Report determines the maximum number of hits displayed in a search results report. Always choose AUTO to display all the protein hits containing one or more significant peptide matches.

The decoy checkbox enables you to estimate the peptide false discovery rate (FDR) as recommended by most journals. Mascot repeats the search, using identical search parameters, against a database in which the sequences have been reversed. You do not expect to get any real matches from the decoy database, so the number of matches observed is an excellent estimate of the number of false positives in the results from the target database. The result report gains a control that allows the significance threshold to be adjusted to a peptide FDR of 5% or 1% or whatever you believe is appropriate for your work. Note that this is peptide FDR, not protein FDR.

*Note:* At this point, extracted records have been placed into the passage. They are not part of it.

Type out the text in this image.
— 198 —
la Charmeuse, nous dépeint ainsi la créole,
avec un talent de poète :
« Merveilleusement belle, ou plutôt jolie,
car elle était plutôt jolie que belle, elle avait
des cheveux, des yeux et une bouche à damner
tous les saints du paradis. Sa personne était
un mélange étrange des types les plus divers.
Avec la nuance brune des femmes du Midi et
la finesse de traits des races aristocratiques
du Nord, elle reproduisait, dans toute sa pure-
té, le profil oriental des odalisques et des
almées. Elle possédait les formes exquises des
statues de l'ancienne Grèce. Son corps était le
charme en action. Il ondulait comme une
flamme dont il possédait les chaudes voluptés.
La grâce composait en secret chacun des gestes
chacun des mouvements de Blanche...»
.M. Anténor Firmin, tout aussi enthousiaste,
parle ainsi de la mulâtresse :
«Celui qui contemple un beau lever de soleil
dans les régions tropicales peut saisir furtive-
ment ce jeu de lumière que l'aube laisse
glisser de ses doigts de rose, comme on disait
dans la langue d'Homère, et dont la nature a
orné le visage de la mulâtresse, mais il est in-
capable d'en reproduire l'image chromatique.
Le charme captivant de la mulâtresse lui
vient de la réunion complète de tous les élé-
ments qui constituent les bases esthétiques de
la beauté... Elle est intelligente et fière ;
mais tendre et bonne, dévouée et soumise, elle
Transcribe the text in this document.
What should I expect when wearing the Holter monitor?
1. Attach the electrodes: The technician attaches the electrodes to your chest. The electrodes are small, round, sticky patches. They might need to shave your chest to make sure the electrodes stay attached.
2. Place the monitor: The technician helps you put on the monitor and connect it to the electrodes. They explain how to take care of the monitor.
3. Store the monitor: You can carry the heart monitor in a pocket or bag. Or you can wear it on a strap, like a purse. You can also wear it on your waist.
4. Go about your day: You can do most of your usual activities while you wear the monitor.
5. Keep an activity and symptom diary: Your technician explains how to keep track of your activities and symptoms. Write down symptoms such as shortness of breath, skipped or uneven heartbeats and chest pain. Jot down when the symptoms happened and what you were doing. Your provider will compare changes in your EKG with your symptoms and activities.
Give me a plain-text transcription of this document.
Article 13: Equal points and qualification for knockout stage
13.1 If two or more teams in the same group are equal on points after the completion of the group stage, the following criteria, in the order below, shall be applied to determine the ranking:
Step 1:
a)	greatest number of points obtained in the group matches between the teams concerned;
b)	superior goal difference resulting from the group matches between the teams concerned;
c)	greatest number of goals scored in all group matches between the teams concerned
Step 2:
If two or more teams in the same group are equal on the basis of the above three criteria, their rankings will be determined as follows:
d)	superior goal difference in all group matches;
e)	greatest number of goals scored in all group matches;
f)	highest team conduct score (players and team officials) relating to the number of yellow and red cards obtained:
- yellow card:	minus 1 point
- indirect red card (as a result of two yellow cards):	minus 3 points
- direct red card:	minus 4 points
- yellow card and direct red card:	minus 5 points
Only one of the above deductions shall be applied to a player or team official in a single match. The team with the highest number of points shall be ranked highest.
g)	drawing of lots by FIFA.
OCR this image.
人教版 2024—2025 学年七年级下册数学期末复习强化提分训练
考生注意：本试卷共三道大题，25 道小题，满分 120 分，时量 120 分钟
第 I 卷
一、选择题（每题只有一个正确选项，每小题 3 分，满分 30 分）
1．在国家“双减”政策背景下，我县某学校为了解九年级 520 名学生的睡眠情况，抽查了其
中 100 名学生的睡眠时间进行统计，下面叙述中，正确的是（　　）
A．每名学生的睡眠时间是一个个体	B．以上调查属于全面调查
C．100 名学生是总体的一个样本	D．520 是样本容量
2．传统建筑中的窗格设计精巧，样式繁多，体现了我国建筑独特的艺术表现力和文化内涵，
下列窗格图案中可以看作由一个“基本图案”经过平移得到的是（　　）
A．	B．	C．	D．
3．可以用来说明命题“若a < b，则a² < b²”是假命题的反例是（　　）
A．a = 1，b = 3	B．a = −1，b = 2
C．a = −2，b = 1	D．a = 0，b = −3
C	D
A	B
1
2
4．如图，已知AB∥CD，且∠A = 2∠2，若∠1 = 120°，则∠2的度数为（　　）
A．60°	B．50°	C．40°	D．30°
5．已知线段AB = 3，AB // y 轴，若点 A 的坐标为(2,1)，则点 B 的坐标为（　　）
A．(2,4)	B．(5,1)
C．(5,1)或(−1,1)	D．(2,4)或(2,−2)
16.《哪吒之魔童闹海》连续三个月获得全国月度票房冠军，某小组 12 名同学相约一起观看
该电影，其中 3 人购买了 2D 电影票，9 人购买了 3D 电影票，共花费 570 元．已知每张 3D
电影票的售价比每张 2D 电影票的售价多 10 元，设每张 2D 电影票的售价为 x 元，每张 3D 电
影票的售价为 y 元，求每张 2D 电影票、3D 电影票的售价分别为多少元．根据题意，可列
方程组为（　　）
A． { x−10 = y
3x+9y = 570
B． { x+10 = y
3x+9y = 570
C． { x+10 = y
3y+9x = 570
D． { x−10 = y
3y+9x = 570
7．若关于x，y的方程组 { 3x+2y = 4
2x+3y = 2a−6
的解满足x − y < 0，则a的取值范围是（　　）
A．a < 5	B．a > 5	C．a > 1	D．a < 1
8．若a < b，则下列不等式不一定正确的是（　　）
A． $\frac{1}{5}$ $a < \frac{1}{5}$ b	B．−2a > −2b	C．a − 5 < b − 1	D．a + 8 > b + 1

As mentioned several times already, an error tolerant search is the most efficient way to discover most post-translational modifications, as well as non-specific peptides and sequence variants. This is a two pass search, the first pass being a simple search of the entire database with minimal modifications. The protein hits found in the first pass search are then selected for an exhaustive second pass search, during which we look for all possible modifications, sequence variants, and non-specific cleavage products. Because only a small number of entries are being searched, search time is not an issue. The matches from the first pass search, in the limited search space, are the evidence for the presence of the proteins, while the matches from the second pass search give increased coverage. If you see a very abundant modification, best to add this as a variable modification and then search again, because the error tolerant search only catches peptides with a single unsuspected modification. Error tolerant searching is not so useful for very heavily modified proteins, such as histones, or where there is only one peptide per protein, such as endogenous peptides.

Finally, if you are analysing proteins, you should search a peak list containing data for as many peptides as possible, because there are a host of reasons why any one spectrum may fail to give a match:

  • The exact peptide sequence isn’t in the database
  • The peptide is modified in an unexpected way
  • Non-specific enzyme cleavage
  • The precursor m/z or charge is wrong
  • The spectrum is very weak or noisy

If you don’t get any matches at all, you can only resort to changing the search parameters by trial and error, which is time consuming and carries the risk of ending up with a false positive. If you search many spectra, you have a much better chance that some of them match, and the search parameters can be modified systematically, or automatically, in an error tolerant search.